Five days ago, Faron Hall went into the water here. Two days later, they carried Tina Fontaine out of its grasp. Tuesday night, two thousand people gathered by these banks, to mourn where Tina's journey ended and then carry on her walk. But tonight, three dozen sit in silence, after elders, Grandmothers, sing and speak. Seven ducks bob along the water's surface, cocking their necks to listen to Tina's mother weep.
They invited all to come and fill the water with prayers. I don't know how to go there, never learned. So my prayer will be these words.
I scratch them onto real paper, something I haven't done for many years. I bought this notebook at a drug store on the way here, a cheap school notebook and five plastic ballpoint pens. It's been so long since I've crafted letters with my hands, my writing spins. The letters collide and tilt apart, capitals mingling with scribbled lower-case. I notice how my hand forces some words to crash and fall against the margins of the page. There's just not room for them, I guess.

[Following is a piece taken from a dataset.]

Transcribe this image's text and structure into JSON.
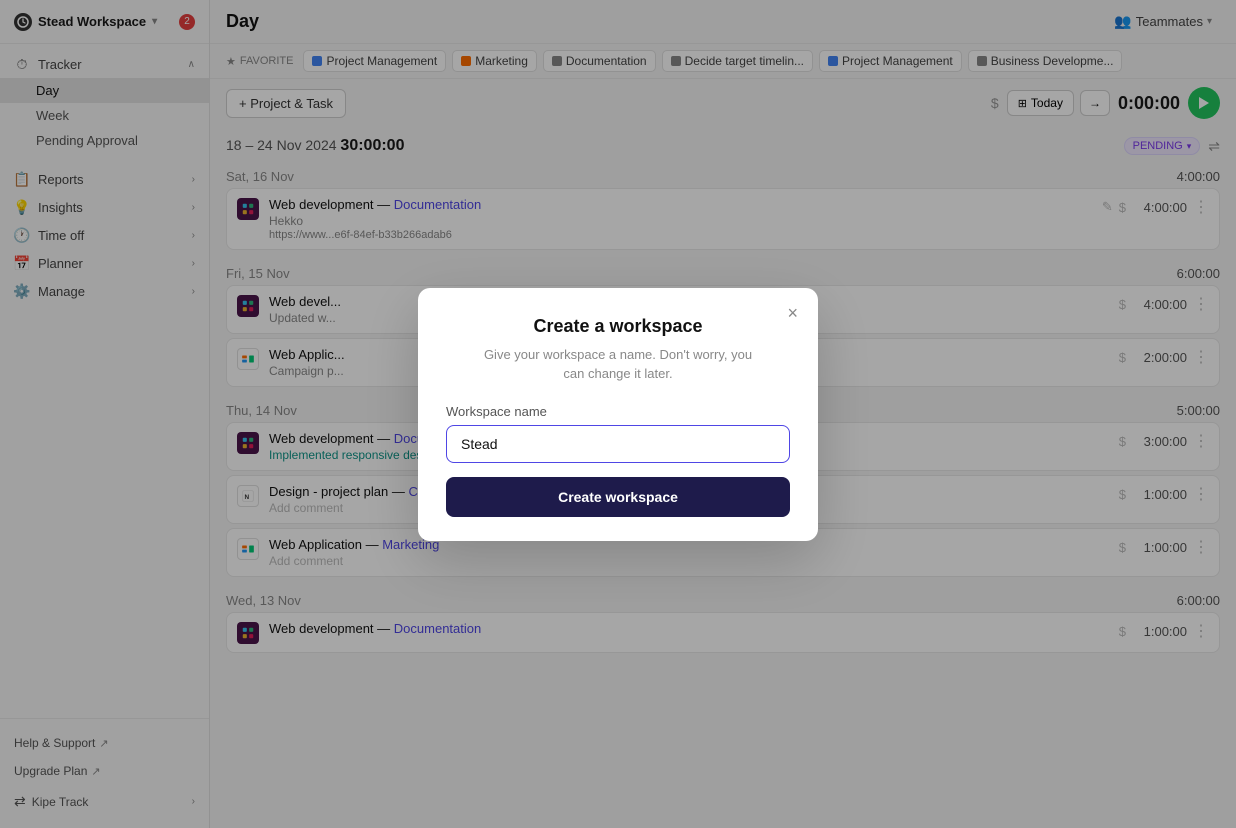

There is a little girl here. She twirls close to where the dock drops into the water. She is wearing a picture-perfect dress printed with pink roses. Her mother gently takes her hand and tugs her back, just enough to keep her from tumbling into the river. She doesn't know to fear it, yet. Doesn't know the river's grip demands our caution, and respect.
Over the river, a train of oil tankers announces its crossing with a screech, the ceaseless wail of industry insensate to this dockside grief.
To think: 500 years ago, there was no System in North America, no legal orders taking children from their homes. There were no homeless, in the way we know them now. What does it say that this now sounds idealistic? It was a fact of how societies were designed, societies that stood for countless generations. We could do the same now, you know. But it has to be chosen. It has to be made priority.
Instead, we are left to follow the thread of how we went from that, to this: a society that guarantees some will be forced out, left out, abandoned in the water.
"The system is broken." The Grandmothers say those words tonight, and we all know they are right. Tina Fontaine fled the system, at least twice, and we don't need to have known her to surmise she was searching for somewhere that she could name herself as home. Nobody runs when they feel like they belong. But the System weighs heavy and unyielding as a concrete block, and if she fought -- well, just remember, we only ever fight things that are externally imposed.
What if the system was more like the river is now, what if it could ebb and flow...
Over the river, they are building handsome houses. Their smudgeless windows stare unblinking, stoic.
We can still create a system that, for Tina Fontaine and every child like her, runs more like water. Ready to lift and carry its daughters, making room to fit them exactly as they are. Indigenous women have been naming solutions, though their stories are not mine to tell: search for Leanne Betasamosake Simpson's work on restoring Nationhood. Read Sarah Hunt's spectacular and clear-eyed column in Wednesday's Globe and Mail.
"We need no more excuses, no more condolences, no more lists of missing women," she wrote, and everyone should read the rest.
Or, we could shrug and keep enabling the status quo, knowing that its failures will be borne time and time again by the bloodied bodies of women and girls.
"Society should be horrified," Winnipeg police homicide investigator Sgt. John O'Donovan said. Horror is not enough.
(Our silence broken by the buzz of a water bus. It cuts its motor and drifts by on the current, five faces watch the silent women on this dock.)
Maybe no help is coming, from a government that drags its feet on a meaningful inquiry, or meaningful systemic change. Maybe we must do this on our own. Somewhere in Manitoba right now, there is a hurting child who next year will be gone, stolen from this world. And if governments or individuals will not stand alongside or behind indigenous women, then let them at least have the sense to be quiet while they are speaking, and giving shape to their community's own healing.
The Grandmothers told us what they need tonight, though their words are not mine to share. Their voices are out there. Listen, listen, listen. For Tina Fontaine, for Cherisse Houle, and for Hillary Angel Wilson -- whose mother Gwen held a vigil for her own slain teen, tonight. For Sunshine Wood, and Tanya Nepinak and Claudette Osborne-Tyo; for Lorna Blacksmith and Fonassa Bruyere, and all the other names I cannot fit onto this page -- that is my prayer. That is my only prayer.
Tonight, the air has water in it, you can feel it clinging to your face. But which belongs to the sky, and which to our eyes -- who can say, who can say.